Gastrointestinal Research Group, University of Calgary, Calgary, Alberta, Canada T2N 4N1.
Am J Physiol Gastrointest Liver Physiol. 2010 Jul;299(1):G43-53. doi: 10.1152/ajpgi.00228.2009. Epub 2010 Mar 18.

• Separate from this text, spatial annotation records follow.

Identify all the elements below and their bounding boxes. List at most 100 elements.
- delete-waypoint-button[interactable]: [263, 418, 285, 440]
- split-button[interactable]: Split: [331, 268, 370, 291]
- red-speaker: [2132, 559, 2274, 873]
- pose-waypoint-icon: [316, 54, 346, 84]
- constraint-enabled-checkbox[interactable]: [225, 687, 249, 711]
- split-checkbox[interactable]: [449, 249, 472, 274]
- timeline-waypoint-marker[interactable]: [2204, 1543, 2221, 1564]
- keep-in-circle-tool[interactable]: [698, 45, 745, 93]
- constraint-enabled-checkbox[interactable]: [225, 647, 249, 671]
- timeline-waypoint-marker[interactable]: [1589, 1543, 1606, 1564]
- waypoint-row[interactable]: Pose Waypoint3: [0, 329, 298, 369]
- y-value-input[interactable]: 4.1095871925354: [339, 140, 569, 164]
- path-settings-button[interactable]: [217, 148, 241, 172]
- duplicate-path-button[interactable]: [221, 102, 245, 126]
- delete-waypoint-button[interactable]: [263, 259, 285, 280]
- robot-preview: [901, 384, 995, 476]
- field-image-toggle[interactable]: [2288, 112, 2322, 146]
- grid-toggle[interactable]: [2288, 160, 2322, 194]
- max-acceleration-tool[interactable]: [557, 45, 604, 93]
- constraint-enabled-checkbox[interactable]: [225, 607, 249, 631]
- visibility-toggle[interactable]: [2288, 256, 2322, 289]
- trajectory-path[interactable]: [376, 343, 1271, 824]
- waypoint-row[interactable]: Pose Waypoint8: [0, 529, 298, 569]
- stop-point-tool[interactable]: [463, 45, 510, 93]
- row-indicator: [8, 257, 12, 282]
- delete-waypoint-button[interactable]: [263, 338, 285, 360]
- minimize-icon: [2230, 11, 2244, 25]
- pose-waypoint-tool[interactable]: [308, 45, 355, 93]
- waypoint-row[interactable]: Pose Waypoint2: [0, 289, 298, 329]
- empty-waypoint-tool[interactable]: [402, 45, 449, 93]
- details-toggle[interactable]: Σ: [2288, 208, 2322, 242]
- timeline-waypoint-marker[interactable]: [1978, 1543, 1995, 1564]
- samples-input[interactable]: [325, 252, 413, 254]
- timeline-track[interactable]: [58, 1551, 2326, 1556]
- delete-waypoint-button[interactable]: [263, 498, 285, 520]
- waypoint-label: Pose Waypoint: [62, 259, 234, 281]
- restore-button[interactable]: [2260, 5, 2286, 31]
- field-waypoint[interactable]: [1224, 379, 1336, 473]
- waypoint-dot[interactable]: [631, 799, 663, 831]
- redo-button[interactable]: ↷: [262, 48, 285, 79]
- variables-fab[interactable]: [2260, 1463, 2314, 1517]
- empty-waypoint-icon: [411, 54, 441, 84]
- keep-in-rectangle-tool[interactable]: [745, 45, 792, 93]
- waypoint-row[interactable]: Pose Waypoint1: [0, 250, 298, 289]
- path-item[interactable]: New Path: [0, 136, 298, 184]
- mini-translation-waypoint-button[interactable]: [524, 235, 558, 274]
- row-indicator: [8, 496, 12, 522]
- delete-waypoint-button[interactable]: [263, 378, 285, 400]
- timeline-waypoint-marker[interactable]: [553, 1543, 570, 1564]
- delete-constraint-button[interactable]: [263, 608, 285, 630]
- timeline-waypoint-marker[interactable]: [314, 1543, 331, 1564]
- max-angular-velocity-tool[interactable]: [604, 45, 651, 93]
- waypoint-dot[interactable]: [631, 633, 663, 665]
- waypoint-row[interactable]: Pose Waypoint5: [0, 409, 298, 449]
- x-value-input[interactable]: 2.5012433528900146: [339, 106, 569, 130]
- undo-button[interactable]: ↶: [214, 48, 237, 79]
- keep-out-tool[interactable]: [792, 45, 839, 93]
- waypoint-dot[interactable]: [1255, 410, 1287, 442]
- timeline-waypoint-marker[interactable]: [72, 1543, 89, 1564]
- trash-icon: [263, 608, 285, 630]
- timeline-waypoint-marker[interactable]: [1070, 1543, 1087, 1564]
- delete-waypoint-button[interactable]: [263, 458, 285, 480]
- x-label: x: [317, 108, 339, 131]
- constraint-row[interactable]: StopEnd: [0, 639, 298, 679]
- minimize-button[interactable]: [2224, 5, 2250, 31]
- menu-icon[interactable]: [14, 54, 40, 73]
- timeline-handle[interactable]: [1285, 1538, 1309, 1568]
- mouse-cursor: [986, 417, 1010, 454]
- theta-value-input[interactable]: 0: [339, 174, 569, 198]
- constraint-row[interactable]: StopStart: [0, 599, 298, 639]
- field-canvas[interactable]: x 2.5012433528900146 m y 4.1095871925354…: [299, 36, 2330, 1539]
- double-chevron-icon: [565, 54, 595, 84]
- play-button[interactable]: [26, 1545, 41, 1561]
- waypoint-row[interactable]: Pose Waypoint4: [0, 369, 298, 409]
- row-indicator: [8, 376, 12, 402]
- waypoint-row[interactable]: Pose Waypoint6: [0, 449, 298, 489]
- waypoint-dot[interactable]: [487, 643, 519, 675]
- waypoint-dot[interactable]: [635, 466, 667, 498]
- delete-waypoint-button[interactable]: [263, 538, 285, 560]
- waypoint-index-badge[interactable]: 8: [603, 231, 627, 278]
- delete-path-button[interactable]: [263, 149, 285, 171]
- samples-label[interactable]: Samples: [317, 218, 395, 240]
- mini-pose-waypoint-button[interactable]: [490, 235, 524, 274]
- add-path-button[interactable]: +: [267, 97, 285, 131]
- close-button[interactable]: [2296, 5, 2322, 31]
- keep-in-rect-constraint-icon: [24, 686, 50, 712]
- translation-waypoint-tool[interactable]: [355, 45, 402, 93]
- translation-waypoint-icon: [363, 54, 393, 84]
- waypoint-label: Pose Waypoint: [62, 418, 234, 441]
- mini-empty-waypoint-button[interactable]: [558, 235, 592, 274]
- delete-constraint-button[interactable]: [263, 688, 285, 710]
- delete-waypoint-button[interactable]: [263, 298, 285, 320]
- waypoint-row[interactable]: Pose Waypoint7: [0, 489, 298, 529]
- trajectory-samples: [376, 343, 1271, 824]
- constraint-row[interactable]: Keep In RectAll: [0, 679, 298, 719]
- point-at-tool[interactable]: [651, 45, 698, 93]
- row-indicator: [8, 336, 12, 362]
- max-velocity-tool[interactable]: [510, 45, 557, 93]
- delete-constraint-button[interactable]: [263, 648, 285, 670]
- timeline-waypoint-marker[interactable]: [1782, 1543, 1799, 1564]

Intestinal mucosal integrity is dependent on epithelial function and a regulated immune response to injury. Fucosyltransferase VII (Fuc-TVII) is an essential enzyme required for the expression of the functional ligand for E- and P-selectin. Trefoil factor 3 (TFF3) is involved in both protecting the intestinal epithelium against injury as well as aiding in wound repair following injury. The aim of the present study was to assess the interplay between barrier function and leukocyte recruitment in intestinal inflammation. More specifically, we aimed to examine how targeted disruption of Fuc-TVII either in wild-type or TFF3(-/-) mice would alter their susceptibility to colonic injury. TFF3 and Fuc-TVII double-knockout mice (TFF3/Fuc-TVII(-/-) mice) were generated by mating TFF3(-/-) and Fuc-TVII(-/-) mice. Colitis was induced by administration of dextran sodium sulfate (DSS) (2.5% wt/vol) in the drinking water. Changes in baseline body weight, diarrhea, and fecal blood were assessed daily. Upon euthanasia, extents of colonic inflammation were assessed macroscopically, microscopically, and through quantification of myeloperoxidase (MPO) activity. Colonic lymphocyte subpopulations were assessed at 6 days after administration of DSS by flow cytometry and immunohistochemistry. No baseline intestinal inflammation was found in TFF3/Fuc-TVII(-/-), TFF3(-/-), Fuc-TVII(-/-), or wild-type mice. Loss of Fuc-TVII resulted in a reduction in disease severity whereas TFF3(-/-) mice were markedly more susceptible to DSS-induced colitis. Remarkably, the loss of Fuc-TVII in TFF3(-/-) mice markedly decreased the severity of DSS-induced colitis as evidenced by reduced weight loss, diarrhea, decreased colonic MPO levels and improved survival. Furthermore, the loss of TFF3 resulted in increased severity of spontaneous colitis in IL-2/beta-microglobulin-deficient mice. These studies highlight the importance of the interplay between factors involved in the innate immune response, mucosal barrier function, and genes involved in regulating leukocyte recruitment and other aspects of the immune response.
肠黏膜完整性依赖于上皮功能和对损伤的调节免疫反应。岩藻糖基转移酶 VII(Fuc-TVII)是表达 E-和 P-选择素功能配体所必需的酶。三叶因子 3(TFF3)参与保护肠上皮免受损伤以及损伤后促进伤口修复。本研究旨在评估肠内炎症中屏障功能和白细胞募集之间的相互作用。更具体地说,我们旨在研究靶向敲除 Fuc-TVII 对野生型或 TFF3(-/-)小鼠易感性的影响。TFF3 和 Fuc-TVII 双敲除小鼠(TFF3/Fuc-TVII(-/-)小鼠)通过交配 TFF3(-/-)和 Fuc-TVII(-/-)小鼠产生。通过在饮用水中给予葡聚糖硫酸钠(DSS)(2.5%wt/vol)诱导结肠炎。每天评估基线体重、腹泻和粪便血的变化。安乐死后,通过宏观、微观和髓过氧化物酶(MPO)活性定量评估结肠炎症程度。在给予 DSS 后 6 天,通过流式细胞术和免疫组织化学评估结肠淋巴细胞亚群。TFF3/Fuc-TVII(-/-)、TFF3(-/-)、Fuc-TVII(-/-)或野生型小鼠无基线肠道炎症。Fuc-TVII 的缺失导致疾病严重程度降低,而 TFF3(-/-)小鼠对 DSS 诱导的结肠炎明显更敏感。值得注意的是,Fuc-TVII 的缺失在 TFF3(-/-)小鼠中显著降低了 DSS 诱导的结肠炎的严重程度,表现为体重减轻减少、腹泻减少、结肠 MPO 水平降低和存活率提高。此外,TFF3 的缺失导致 IL-2/beta-微球蛋白缺陷小鼠自发性结肠炎的严重程度增加。这些研究强调了参与固有免疫反应、黏膜屏障功能以及调节白细胞募集和免疫反应其他方面的基因之间相互作用的重要性。